Consuming these duets in a big gulp highlights not only the surfeit of raw talent that pulses through TikTok every day, but also the collective power of myriad approaches. Singers found unique countermelodies; rappers explored intriguing counterrhythms. Some songs picked up the age theme in Jean’s original, and more than a few referenced the spoon.

As the weeks passed, the collaborations became more absurd — Jean would re-duet some of the funny ones, in on the joke she unintentionally made — and even opportunistic. This light thirst began to professionalize the challenge, recalling, in a way, the early energy and promise of “American Idol,” when contestants were urged to impose personality onto edgeless standards.
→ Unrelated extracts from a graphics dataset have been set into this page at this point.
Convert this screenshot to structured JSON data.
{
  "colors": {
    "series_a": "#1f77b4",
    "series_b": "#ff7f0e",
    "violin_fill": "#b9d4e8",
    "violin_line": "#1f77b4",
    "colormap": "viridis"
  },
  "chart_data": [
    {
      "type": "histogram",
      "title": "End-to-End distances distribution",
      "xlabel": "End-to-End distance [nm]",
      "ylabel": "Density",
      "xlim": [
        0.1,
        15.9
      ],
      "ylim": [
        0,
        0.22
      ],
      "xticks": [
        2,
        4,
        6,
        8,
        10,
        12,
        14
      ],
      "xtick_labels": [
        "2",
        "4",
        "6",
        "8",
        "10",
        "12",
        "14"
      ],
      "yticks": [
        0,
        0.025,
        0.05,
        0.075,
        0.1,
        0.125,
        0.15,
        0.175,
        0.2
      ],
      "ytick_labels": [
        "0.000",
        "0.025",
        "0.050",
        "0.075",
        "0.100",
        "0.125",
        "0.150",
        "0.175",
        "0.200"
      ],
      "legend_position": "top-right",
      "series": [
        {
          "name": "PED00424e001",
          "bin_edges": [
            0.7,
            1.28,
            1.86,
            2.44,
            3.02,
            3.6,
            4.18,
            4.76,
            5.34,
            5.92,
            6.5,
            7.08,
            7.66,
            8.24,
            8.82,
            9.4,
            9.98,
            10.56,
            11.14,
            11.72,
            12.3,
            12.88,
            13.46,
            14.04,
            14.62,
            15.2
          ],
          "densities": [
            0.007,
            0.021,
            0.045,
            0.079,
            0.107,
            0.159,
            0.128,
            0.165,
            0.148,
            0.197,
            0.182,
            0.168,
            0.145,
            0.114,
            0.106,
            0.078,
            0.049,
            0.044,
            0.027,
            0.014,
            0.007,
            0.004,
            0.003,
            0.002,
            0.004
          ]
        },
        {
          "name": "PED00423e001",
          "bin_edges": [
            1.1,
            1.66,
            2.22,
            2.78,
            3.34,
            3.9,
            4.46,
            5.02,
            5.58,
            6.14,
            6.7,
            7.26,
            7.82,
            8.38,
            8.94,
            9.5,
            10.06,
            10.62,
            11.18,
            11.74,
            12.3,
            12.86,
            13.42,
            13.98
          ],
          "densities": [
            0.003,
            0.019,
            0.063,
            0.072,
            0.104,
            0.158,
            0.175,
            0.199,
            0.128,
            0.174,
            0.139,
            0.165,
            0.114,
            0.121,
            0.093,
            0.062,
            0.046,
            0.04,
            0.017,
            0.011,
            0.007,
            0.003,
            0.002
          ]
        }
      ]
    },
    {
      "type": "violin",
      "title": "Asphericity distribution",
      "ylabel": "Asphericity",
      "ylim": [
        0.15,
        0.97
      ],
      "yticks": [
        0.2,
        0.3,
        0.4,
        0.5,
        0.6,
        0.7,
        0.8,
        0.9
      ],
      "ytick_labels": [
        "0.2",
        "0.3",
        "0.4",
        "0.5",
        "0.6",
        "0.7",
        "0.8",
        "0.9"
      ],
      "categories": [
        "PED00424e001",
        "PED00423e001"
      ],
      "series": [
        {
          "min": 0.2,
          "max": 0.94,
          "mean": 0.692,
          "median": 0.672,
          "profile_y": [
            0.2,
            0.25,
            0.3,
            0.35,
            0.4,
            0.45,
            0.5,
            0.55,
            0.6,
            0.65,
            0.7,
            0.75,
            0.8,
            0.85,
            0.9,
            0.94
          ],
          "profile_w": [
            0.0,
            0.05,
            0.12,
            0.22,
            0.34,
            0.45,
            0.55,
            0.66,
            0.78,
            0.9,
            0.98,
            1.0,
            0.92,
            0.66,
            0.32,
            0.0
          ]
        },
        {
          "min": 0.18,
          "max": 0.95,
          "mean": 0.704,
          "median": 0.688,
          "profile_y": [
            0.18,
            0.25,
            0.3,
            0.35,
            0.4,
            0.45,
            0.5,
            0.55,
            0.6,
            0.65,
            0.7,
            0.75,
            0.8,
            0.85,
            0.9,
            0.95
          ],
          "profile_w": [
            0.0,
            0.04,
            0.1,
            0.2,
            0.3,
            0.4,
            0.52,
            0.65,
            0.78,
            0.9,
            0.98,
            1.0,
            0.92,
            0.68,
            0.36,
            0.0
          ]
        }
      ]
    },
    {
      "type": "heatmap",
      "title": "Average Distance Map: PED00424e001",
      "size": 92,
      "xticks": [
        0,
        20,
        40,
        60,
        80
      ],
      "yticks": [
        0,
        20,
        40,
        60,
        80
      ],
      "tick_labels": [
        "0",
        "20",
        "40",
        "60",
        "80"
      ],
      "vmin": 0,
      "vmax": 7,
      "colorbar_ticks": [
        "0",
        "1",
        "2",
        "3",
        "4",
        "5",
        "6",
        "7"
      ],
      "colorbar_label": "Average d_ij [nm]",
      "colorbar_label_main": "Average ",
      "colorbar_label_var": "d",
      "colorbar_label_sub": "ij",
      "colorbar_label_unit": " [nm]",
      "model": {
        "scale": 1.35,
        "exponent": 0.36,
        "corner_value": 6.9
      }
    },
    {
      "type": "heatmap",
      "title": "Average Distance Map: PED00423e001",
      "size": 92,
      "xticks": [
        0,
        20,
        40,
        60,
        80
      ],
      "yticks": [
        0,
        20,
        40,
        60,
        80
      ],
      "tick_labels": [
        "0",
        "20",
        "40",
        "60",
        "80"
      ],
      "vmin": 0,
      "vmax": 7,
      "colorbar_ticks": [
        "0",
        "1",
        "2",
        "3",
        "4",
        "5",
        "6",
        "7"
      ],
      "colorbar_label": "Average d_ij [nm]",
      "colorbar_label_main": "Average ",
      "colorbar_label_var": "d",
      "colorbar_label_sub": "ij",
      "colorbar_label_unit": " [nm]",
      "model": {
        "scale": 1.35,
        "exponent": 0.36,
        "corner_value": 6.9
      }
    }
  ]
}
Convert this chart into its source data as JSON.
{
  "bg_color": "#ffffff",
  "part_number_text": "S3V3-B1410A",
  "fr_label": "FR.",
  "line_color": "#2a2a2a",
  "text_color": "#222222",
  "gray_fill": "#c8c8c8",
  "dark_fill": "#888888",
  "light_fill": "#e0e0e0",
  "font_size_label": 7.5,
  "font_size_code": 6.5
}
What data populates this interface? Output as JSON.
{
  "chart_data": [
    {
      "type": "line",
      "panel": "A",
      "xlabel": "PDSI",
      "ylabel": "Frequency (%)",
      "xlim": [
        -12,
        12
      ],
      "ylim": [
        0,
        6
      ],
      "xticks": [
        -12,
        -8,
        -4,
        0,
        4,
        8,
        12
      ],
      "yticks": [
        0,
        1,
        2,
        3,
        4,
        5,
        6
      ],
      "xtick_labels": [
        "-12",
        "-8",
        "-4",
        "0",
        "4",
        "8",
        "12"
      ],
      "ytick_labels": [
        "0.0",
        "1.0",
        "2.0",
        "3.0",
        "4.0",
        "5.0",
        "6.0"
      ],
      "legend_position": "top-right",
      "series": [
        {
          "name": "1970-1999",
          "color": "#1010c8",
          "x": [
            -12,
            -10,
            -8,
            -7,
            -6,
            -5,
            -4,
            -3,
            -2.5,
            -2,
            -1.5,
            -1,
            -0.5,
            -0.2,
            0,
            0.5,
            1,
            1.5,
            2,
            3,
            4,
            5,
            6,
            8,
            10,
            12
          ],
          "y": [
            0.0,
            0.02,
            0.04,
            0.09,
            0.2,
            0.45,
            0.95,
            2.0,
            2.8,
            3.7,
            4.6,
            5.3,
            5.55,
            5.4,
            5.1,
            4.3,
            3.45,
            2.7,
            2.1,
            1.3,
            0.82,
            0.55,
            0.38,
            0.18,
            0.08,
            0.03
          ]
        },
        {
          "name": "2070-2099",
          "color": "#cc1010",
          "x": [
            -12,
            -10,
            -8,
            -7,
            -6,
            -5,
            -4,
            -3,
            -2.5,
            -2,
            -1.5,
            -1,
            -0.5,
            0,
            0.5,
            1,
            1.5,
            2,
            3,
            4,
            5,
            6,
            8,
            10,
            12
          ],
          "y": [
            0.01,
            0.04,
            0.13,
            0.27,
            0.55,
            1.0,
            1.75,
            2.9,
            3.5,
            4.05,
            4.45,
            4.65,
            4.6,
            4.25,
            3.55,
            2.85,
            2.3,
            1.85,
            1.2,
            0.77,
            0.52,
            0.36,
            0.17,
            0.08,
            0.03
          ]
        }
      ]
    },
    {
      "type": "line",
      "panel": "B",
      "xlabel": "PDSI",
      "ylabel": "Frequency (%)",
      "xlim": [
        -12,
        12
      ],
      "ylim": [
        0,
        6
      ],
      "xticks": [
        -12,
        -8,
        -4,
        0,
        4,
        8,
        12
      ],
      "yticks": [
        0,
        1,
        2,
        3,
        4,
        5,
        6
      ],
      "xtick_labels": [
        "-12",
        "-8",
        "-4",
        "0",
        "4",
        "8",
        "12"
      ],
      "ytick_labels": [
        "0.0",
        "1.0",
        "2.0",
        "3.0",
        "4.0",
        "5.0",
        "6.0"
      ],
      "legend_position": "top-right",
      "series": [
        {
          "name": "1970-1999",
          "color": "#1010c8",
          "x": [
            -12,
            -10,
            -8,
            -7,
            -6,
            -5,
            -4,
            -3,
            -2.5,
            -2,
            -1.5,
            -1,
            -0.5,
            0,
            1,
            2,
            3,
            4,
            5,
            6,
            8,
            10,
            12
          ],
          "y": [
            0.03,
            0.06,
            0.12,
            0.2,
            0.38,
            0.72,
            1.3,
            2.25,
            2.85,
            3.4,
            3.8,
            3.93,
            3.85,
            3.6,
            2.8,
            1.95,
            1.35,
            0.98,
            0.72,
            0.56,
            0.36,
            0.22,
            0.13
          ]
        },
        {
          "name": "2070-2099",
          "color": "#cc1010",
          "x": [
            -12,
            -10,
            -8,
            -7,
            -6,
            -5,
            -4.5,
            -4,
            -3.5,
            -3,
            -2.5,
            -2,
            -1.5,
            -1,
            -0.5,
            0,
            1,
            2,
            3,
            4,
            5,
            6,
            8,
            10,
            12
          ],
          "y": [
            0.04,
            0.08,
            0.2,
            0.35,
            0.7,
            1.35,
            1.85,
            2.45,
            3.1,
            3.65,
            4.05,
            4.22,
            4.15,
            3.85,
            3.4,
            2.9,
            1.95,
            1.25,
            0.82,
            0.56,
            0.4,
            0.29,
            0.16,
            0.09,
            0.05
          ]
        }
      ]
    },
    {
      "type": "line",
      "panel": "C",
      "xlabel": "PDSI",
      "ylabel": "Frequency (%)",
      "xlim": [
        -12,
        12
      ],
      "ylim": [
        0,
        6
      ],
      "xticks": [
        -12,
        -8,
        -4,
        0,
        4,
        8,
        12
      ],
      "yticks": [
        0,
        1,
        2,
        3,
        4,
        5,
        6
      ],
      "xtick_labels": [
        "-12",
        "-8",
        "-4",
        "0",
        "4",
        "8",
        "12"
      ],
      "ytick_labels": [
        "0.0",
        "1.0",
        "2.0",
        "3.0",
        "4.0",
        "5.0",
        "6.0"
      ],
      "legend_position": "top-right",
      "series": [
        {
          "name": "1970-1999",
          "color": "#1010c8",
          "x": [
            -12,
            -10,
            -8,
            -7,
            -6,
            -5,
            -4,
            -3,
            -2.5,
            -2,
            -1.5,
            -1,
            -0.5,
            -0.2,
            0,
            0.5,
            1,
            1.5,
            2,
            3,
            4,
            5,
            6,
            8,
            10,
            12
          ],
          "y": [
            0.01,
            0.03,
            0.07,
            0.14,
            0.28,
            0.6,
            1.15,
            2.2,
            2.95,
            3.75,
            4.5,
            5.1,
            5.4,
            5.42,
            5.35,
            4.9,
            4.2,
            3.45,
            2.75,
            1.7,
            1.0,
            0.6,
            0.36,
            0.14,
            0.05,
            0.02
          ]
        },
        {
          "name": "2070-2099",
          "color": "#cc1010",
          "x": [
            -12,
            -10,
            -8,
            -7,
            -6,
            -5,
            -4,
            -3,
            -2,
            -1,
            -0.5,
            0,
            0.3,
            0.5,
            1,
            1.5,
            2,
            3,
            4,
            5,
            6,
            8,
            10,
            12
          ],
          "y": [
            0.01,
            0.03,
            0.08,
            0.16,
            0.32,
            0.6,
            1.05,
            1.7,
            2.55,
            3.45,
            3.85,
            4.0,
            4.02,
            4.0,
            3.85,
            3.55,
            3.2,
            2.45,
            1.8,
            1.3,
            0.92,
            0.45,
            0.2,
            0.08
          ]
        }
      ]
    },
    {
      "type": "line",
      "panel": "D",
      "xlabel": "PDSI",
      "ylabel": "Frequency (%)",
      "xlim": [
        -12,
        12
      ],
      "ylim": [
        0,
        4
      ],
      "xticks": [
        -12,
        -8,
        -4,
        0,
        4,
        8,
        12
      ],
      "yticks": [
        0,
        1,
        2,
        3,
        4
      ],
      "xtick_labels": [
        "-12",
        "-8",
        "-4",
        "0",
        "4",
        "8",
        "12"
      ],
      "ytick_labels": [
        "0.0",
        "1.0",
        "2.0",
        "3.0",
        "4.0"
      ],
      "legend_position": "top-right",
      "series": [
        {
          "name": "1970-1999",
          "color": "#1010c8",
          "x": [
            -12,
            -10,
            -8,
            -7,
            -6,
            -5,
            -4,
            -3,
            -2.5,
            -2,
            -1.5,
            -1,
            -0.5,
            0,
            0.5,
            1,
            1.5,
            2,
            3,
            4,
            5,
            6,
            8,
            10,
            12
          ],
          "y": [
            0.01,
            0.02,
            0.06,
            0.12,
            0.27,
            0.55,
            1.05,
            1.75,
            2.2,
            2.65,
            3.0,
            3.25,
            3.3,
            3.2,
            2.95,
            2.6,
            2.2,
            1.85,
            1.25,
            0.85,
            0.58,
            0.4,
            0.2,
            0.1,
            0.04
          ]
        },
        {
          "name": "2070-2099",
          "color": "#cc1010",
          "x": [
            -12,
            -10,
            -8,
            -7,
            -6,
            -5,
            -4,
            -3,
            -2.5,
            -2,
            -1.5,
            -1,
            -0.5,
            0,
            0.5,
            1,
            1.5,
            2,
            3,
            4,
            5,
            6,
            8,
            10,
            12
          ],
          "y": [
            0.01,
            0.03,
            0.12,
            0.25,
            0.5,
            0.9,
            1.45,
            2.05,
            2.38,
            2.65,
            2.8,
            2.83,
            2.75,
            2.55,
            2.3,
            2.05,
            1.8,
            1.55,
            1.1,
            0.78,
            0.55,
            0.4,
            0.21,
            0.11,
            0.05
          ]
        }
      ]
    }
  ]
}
For good measure, @hashtagcatie — that’s Catie Turner, the affable eccentric from “Idol” Season 16 — did a Lucy Dacus-esque duet, too. So did @franciskarelofficial, who bounded to fame on TikTok last year during a similar challenge issued by the pop star Meghan Trainor.

The finished Sadie Jean-only version of “WYD Now?” was released to streaming services on Dec. 10; it exists as a duet only within the walls of the app. But perhaps sensing a moment, another young singer, Stacey Ryan, started a challenge for a sparkly cabaret-style number in late December.

@zai1k_ hopped on that challenge as well, his verse just as seamless as the one he wrote for Jean. And he and Ryan elevated the stakes, too, announcing that a full version of their collaboration would be released to streaming services later this week.

It’s a savvy move, to graduate the frisky energy of impromptu collaboration to a more formal stage. But it also opens up the idea of what, exactly, a song release could be in this creative moment. On streaming services, you can hear Jean’s solo version, but all of the aforementioned collaborators are part of the song’s journey, too. Why not release an EP with all the different duets, the modern-day equivalent of the remix EP of old, or a dancehall riddim album? No one gets anywhere alone anymore.